Saturday, September 4, 2010

new look

i am escaping into blogworld for some play. i am mucking around with new templates, so things could get messy here for a bit.....

father's day..... sucks

to me, father's day is a pain in the arse. i know i will burn in hell for muttering these words but i am not known for my holding back.
you see, the infrequent phonecalls i have with my father are all the same. i barely know him. i reconnected after many many years of lost contact. and i try really hard but i struggle to be honest with him & to be myself. i haven't told him we are going on a holiday because i don't want to seem extravagant. he lives very simply & has medical problems but of his own doing. i am trying hard not to sound harsh but i can't help him. i am glad to have contact with him as i see it makes him happy. and in some ways i am more like him than my mother. but our lives are vastly different. and he needs to help himself too. i always ring on special occasions but i have to psych myself up for it.
my step-father is lovely & i respect & love him in a different way. but he's not my father. i can talk more easly with him but it's still pretty superficial.
my husband....is the father of our 2 gorgeous boys & i know he deserves to be treated on father's day. but he's not into fuss & gifts & hoo-har. he was brought up in a harsh disjointed way & never really celebrated anything. it's taken me 15 years to constantly reinstill the importance of occasions & gift giving for our own family traditions. he has no father now & i know tomorrow will bring some inner sadness for him. he never knew his father. he only heard of his death after the fact. he was robbed of the chance to ever know him.
so, for us, it's more about writing words in card for my husband. something from the heart. and maybe a shirt from colorado...

threes...


yes, i believe things happen in threes. they always do.
this fortnight its been:
1.the glass outdoor table exploding into a trillion pieces right before our eyes at breakfast. quite a freaky site. and quite a freaking mess!
2. a text from 14yo son at 4pm...mum would it be inconvenient to ring you now?....instantly i was suspicious. i return the call to hear that 10yo son has hurt his arm at school. as a nurse & midwife my response is...can you move all your fingers? is it sore? is it swollen? get the gameboy out & see if you can use it. i'll ring you in 15 minutes on my way home.....husband in sydney of course.
walk in the door at 6pm, took one look under the icepack & yep its broken. fracture clinic is my second home. just in time to fly out on the family holiday but all is good.
3. the dryer blows up...
yep...threes! done!

lilly white arse


so in a matter of days i will be planting my lilly white arse on a big plane & heading to the excitement of america. first stop - vegas. well, technically its LA but only to get on another plane for vegas. we saw LA 3 years ago & it didn't meet with my expectations....whole other story!
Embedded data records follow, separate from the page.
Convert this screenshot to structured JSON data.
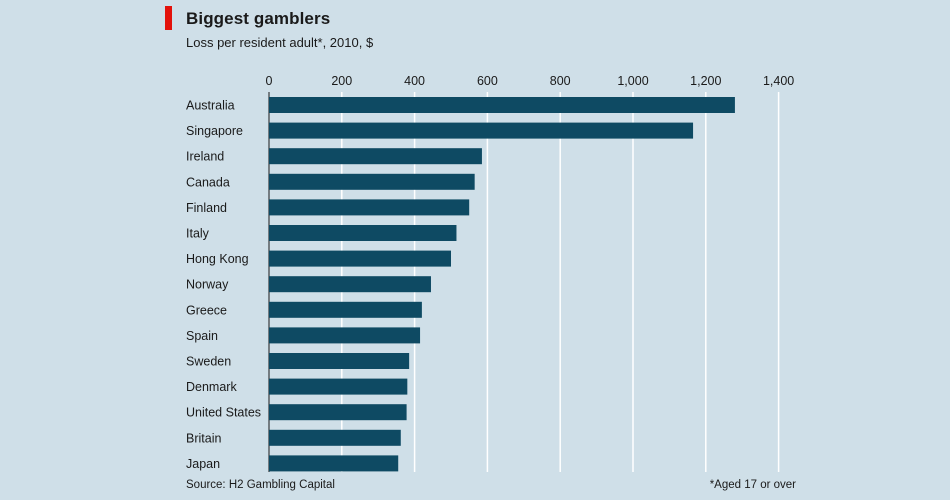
{
  "header": {
    "title": "Biggest gamblers",
    "subtitle": "Loss per resident adult*, 2010, $",
    "accent_color": "#e3120b"
  },
  "footer": {
    "source": "Source: H2 Gambling Capital",
    "footnote": "*Aged 17 or over"
  },
  "colors": {
    "bar": "#0e4a63",
    "grid": "#ffffff",
    "background": "#cfdfe8"
  },
  "chart_data": {
    "type": "bar",
    "orientation": "horizontal",
    "title": "Biggest gamblers",
    "subtitle": "Loss per resident adult*, 2010, $",
    "xlim": [
      0,
      1400
    ],
    "ticks": [
      0,
      200,
      400,
      600,
      800,
      1000,
      1200,
      1400
    ],
    "tick_labels": [
      "0",
      "200",
      "400",
      "600",
      "800",
      "1,000",
      "1,200",
      "1,400"
    ],
    "axis_position": "top",
    "grid": true,
    "categories": [
      "Australia",
      "Singapore",
      "Ireland",
      "Canada",
      "Finland",
      "Italy",
      "Hong Kong",
      "Norway",
      "Greece",
      "Spain",
      "Sweden",
      "Denmark",
      "United States",
      "Britain",
      "Japan"
    ],
    "values": [
      1280,
      1165,
      585,
      565,
      550,
      515,
      500,
      445,
      420,
      415,
      385,
      380,
      378,
      362,
      355
    ]
  }
}
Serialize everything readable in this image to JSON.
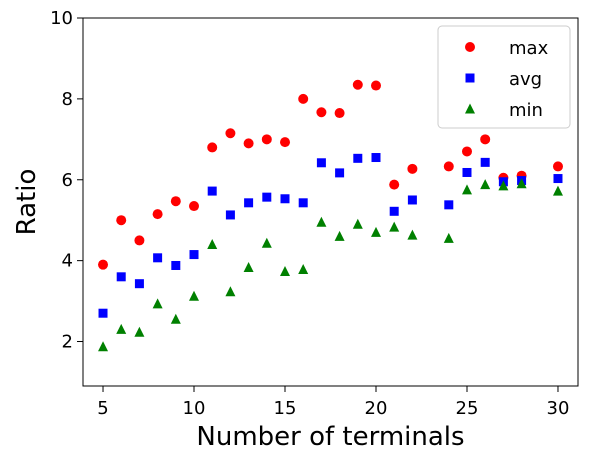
{
  "chart_data": {
    "type": "scatter",
    "title": "",
    "xlabel": "Number of terminals",
    "ylabel": "Ratio",
    "xlim": [
      3.9,
      31.1
    ],
    "ylim": [
      0.9,
      10.0
    ],
    "xticks": [
      5,
      10,
      15,
      20,
      25,
      30
    ],
    "yticks": [
      2,
      4,
      6,
      8,
      10
    ],
    "grid": false,
    "legend_position": "top-right",
    "x": [
      5,
      6,
      7,
      8,
      9,
      10,
      11,
      12,
      13,
      14,
      15,
      16,
      17,
      18,
      19,
      20,
      21,
      22,
      24,
      25,
      26,
      27,
      28,
      30
    ],
    "series": [
      {
        "name": "max",
        "color": "#ff0000",
        "marker": "circle",
        "values": [
          3.9,
          5.0,
          4.5,
          5.15,
          5.47,
          5.35,
          6.8,
          7.15,
          6.9,
          7.0,
          6.93,
          8.0,
          7.67,
          7.65,
          8.35,
          8.33,
          5.88,
          6.27,
          6.33,
          6.7,
          7.0,
          6.05,
          6.1,
          6.33
        ]
      },
      {
        "name": "avg",
        "color": "#0000ff",
        "marker": "square",
        "values": [
          2.7,
          3.6,
          3.43,
          4.07,
          3.88,
          4.15,
          5.72,
          5.13,
          5.43,
          5.57,
          5.53,
          5.43,
          6.42,
          6.17,
          6.53,
          6.55,
          5.22,
          5.5,
          5.38,
          6.18,
          6.43,
          5.95,
          5.98,
          6.03
        ]
      },
      {
        "name": "min",
        "color": "#008000",
        "marker": "triangle",
        "values": [
          1.87,
          2.3,
          2.23,
          2.93,
          2.55,
          3.12,
          4.4,
          3.23,
          3.83,
          4.43,
          3.73,
          3.78,
          4.95,
          4.6,
          4.9,
          4.7,
          4.83,
          4.63,
          4.55,
          5.75,
          5.88,
          5.85,
          5.9,
          5.72
        ]
      }
    ]
  }
}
we are doing vegas, orlando, washington & new york!! i think i am more excited than the boys.

but i have a dilemma.....i look like a hairy albino mammoth straight from hibernation. i kid you not. my legs are the hairiest i have ever seen. the brazillian got cancelled last month (i know, the horror) & my vampire-like white sheen will scare small children at the pool in vegas.

the wax is booked (i pity that poor beautician) but i am in a dilemma about the spray tan. i normally get a light spray tan before going on holidays but am reconsidering this time....even though i know white flab is worse than slightly tanned flab.

i try to blend in a little poolside as i always look like the aussie - white, hiding in the shade, 30+ sunscreen & kids covered up too & bored within an hour of sitting. the europeans are letting it all hang out (hair & dangly bits included) & bronzing away oblivious to the word melanoma....the americans are squeezed into a bikini no matter their size & are tanned to within an inch of their life with their silicon boobs popping out. the brits are excited to see sun & blue skies & their skin is screaming for more vitamin d.

my friend trish is off to bali with her sister soon & asked about a spray tan. she is gorgeous & would still look great without one. i am screaming....yes it's fab. do it.....so why am i rethinking it this time? i am not put off by the get naked & stand spread eagle in front of a size 8 beautician while she sprays you from head to toe...bending over to get the butt cheeks properly...no that (surprisingly) doesn't bother me at all. i can tolerate the stench of it & the stickiness & not showering for 12 hours.

maybe i am just becoming more comfortable in my lilly white arse. maybe i want to be natural. maybe i just can't be arsed....await for the screams poolside.

ps...not my lilly white arse in the photo...but a girl can dream!

mornings....

i think i've changed. i think i'm a morning person now....or may be i'm just getting old. because old people get up early, even when they don't have to.
all this new work routine has me up early each day. and now, on a saturday, i am awake at 6am without an alarm and ready to get on with the day.
my man says i am like a little goat leaping out of bed each morning, excited to get into the day. trust me, he's never seen me leaping out of bed before!
wow, imagine my excitement....i feel human. i sleep and eat in regular patterns. no shiftwork. i tell you, i've seen the light! there is no going back now.....well, that's the plan anyway. i do love plans and lists remember.